[WATCH] Miriam Dalli makes case for 16-year-old voting across the EU

The Labour MEP urges EU member states to extend voting rights to 16-year-olds at a meeting with climate change activits and Nobel peace prize nominee Greta Thunberg

Greta Thunberg, 16, a Swedish schoolgirl and climate activist addressed the environment committee of the European Parliament
Greta Thunberg, 16, a Swedish schoolgirl and climate activist addressed the environment committee of the European Parliament

Labour MEP Miriam Dalli has urged EU member states to follow Malta’s example and grant 16-year-olds the right to vote.

She made her case during a meeting of the European Parliament’s environment committee with Nobel peace prize nominee Greta Thunberg.

Thunberg is a Swedish 16-year-old schoolgirl whose climate activism inspired an international movement to fight climate change. Her efforts in climate activism sparked strikes across the globe, including in Malta.

Dalli has led the European Parliament’s negotiations on reducing CO2 emissions from passenger cars and light commercial vehicles, with the final signing of the legislation taking place tomorrow in Strasbourg. Initially, the proposal was met with opposition from different lobbyists and stakeholders.

“As a mother of two, I share your concern about the future of youths and children. Today people inside this room are cheering you on for what you’re saying but when we come to the crunch of it - to the actual legislation - some of these people push for far less ambition,” Dalli said.
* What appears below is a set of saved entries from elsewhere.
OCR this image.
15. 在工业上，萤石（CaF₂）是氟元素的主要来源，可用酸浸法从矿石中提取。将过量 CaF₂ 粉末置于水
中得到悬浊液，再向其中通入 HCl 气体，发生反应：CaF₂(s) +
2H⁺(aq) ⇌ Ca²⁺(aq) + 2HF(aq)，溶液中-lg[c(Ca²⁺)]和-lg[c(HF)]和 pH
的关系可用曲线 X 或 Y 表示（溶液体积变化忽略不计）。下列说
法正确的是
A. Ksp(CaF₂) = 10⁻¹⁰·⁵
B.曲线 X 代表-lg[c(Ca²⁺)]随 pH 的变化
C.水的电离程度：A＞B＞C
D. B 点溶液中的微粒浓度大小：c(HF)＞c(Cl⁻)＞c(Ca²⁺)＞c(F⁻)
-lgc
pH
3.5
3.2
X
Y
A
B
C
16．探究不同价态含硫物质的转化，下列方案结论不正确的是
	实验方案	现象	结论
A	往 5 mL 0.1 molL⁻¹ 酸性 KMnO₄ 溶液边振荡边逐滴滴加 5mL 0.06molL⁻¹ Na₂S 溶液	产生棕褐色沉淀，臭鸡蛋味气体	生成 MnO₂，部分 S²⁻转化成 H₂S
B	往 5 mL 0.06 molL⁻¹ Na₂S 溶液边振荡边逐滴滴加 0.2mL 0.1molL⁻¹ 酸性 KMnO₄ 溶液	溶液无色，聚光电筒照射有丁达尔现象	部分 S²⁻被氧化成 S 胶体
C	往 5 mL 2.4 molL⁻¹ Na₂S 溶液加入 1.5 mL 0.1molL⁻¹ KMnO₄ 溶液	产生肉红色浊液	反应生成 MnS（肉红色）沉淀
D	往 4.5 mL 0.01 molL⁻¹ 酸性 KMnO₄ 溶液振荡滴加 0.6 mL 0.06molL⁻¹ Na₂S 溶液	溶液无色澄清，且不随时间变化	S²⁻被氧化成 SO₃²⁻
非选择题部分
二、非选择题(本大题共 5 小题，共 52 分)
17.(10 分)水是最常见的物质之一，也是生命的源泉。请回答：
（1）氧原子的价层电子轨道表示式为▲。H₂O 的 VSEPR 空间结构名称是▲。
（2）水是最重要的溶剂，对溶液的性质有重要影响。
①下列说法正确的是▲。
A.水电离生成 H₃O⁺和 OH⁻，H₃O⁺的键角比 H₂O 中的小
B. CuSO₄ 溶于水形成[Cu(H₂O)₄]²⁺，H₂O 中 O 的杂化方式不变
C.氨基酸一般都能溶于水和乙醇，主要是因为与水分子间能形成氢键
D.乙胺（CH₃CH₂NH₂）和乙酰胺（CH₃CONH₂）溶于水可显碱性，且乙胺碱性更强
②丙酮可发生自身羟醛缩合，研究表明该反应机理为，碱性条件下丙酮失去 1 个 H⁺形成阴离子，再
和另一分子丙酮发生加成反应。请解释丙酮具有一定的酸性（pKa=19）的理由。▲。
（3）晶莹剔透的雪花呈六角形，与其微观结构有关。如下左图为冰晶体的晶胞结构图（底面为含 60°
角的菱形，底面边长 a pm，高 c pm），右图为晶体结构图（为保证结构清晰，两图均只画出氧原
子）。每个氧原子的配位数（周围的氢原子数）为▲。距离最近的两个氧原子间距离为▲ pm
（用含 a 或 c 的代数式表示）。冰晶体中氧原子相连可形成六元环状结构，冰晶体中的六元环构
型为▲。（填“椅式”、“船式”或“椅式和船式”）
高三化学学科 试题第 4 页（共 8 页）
During her message to the European Parliament, Thunberg described herself as a 16-year-old without the right to vote. “The EU elections are coming up soon and many of us, who will be affected the most by this crisis, people like me are not allowed to vote [...] You need to listen to us. We who cannot vote. You need to vote for us.”

Labour MEP Miriam Dalli (left)
Labour MEP Miriam Dalli (left)

In reply, Dalli said that the European Parliament needed to push for young people to have a voice in the decisions being taken.

“As a 16-year-old you’re not allowed to vote. But some Member States like Malta and Austria are allowing that and we need to increase the pressure as European Parliament so that more countries give a voice to youths your age,”Dalli said.

The voting age in Malta was lowered to 16 for all elections last year. The forthcoming EP election will be the first time that 16-year-olds will be voting to elect Malta’s MEPs.

Dalli told the young activist that it was determination and perseverance that mattered. “You say you’re just a 16-year-old schoolgirl. I come from the smallest island state and it is not age that matters, or the size of your country, but the determination to push for change to happen. Your determination is leaving an impact on other students and older generations alike.”